Damage appeared to be severe in the Florida Keys, where Irma first came ashore in the state as a Category 4 hurricane with sustained winds of up to 130 mph (215 kph) in the early hours of Sunday.
Early on Monday, Irma brought gusts of up to 100 mph (160 kph) and torrential rain to areas around Orlando, one of the most popular areas for tourism in Florida because of its cluster of theme parks, the National Weather Service said.
In Daytona Beach, a city on the east coast about 55 miles (90 km) northeast of Orlando, city streets were flooded and emergency authorities carried out several water rescues, the Daytona Beach Police Department said on its Twitter feed.
On Sunday, Irma claimed its first US fatality – a man found dead in a pickup truck that had crashed into a tree in high winds in the town of Marathon, in the Florida Keys, local officials said.
The storm killed at least 28 people as it raged westward through the Caribbean en route to Florida, devastating several small islands, and grazing Puerto Rico, the Dominican Republic and Haiti before pummelling parts of Cuba's north coast with 36-foot-tall waves.

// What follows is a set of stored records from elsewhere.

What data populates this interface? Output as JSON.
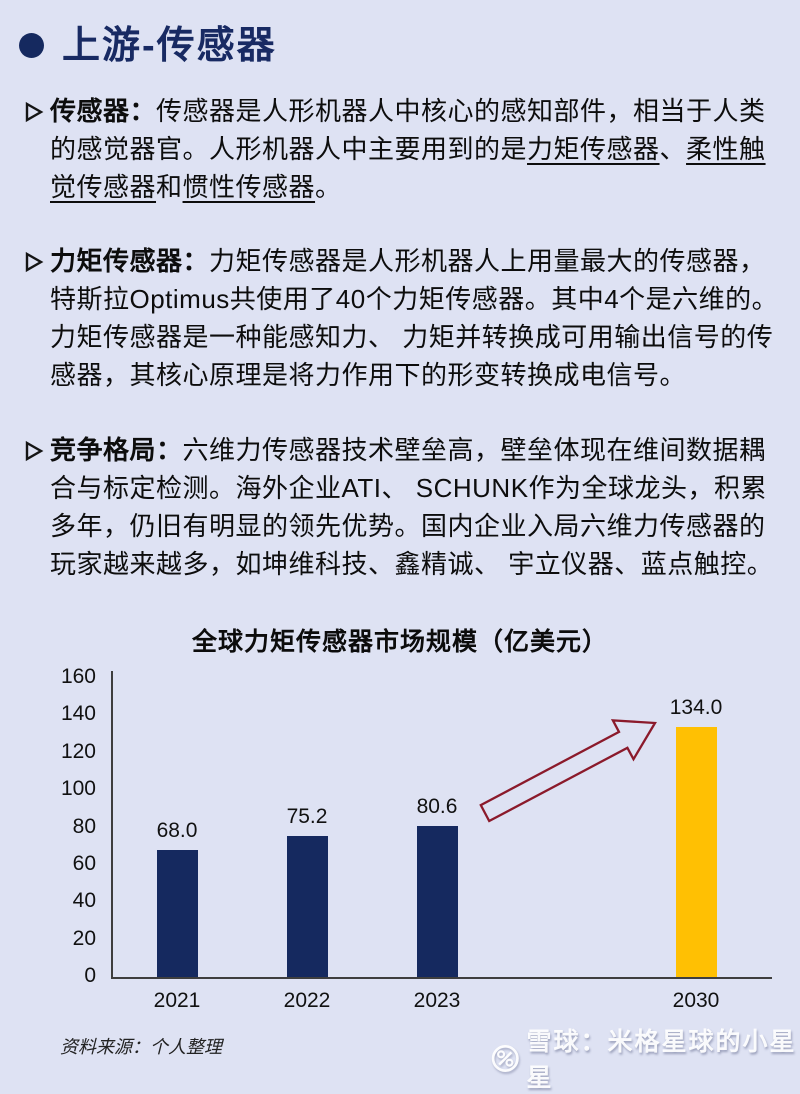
{
  "colors": {
    "background": "#dee2f3",
    "navy_accent": "#182a63",
    "bar_navy": "#15295f",
    "bar_gold": "#ffc003",
    "arrow_red": "#8b1a2b"
  },
  "header": {
    "title": "上游-传感器"
  },
  "paragraphs": [
    {
      "segments": [
        {
          "text": "传感器："
        },
        {
          "text": "传感器是人形机器人中核心的感知部件，相当于人类\n的感觉器官。人形机器人中主要用到的是"
        },
        {
          "text": "力矩传感器"
        },
        {
          "text": "、"
        },
        {
          "text": "柔性触\n觉传感器"
        },
        {
          "text": "和"
        },
        {
          "text": "惯性传感器"
        },
        {
          "text": "。"
        }
      ]
    },
    {
      "segments": [
        {
          "text": "力矩传感器："
        },
        {
          "text": "力矩传感器是人形机器人上用量最大的传感器，\n特斯拉Optimus共使用了40个力矩传感器。其中4个是六维的。\n力矩传感器是一种能感知力、 力矩并转换成可用输出信号的传\n感器，其核心原理是将力作用下的形变转换成电信号。"
        }
      ]
    },
    {
      "segments": [
        {
          "text": "竞争格局："
        },
        {
          "text": "六维力传感器技术壁垒高，壁垒体现在维间数据耦\n合与标定检测。海外企业ATI、 SCHUNK作为全球龙头，积累\n多年，仍旧有明显的领先优势。国内企业入局六维力传感器的\n玩家越来越多，如坤维科技、鑫精诚、 宇立仪器、蓝点触控。"
        }
      ]
    }
  ],
  "chart_data": {
    "type": "bar",
    "title": "全球力矩传感器市场规模（亿美元）",
    "categories": [
      "2021",
      "2022",
      "2023",
      "2030"
    ],
    "values": [
      68.0,
      75.2,
      80.6,
      134.0
    ],
    "value_labels": [
      "68.0",
      "75.2",
      "80.6",
      "134.0"
    ],
    "bar_colors": [
      "#15295f",
      "#15295f",
      "#15295f",
      "#ffc003"
    ],
    "ylim": [
      0,
      160
    ],
    "ytick_step": 20,
    "grid": false,
    "legend": "none",
    "annotation": {
      "type": "growth-arrow",
      "color": "#8b1a2b",
      "from": "2023",
      "to": "2030"
    }
  },
  "footer": {
    "source": "资料来源：个人整理",
    "watermark_text": "雪球：米格星球的小星星"
  }
}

Its ferocity as it bore down on hurricane-prone Florida prompted one of the largest evacuations in U.S. history.
Some 6.5 million people, about a third of the state's population, had been ordered to evacuate southern Florida to shelters, hotels or relatives in safer areas.
High winds snapped power lines and left about 5.8 million Florida homes and businesses without power, data from the state showed
Many of the evacuation orders extended until at least Monday due in part to flooding, massive power outages and downed electric lines, leaving residents unable to return to their homes to survey any damage.
Irma was forecast to weaken to a tropical storm as it moved near Florida's northwestern coast on Monday morning, the National Hurricane Center said. It would cross the eastern Florida Panhandle and move into southern Georgia later in the day, dumping as much as 16 inches (41 cms) of rain, it said.
Police in Miami-Dade County said they had made 29 arrests for looting and burglary.
Irma, which hit just days after the Houston area was deluged by unprecedented flooding in Texas from Hurricane Harvey, was expected to cause billions of dollars in damage to the third-most-populous US state.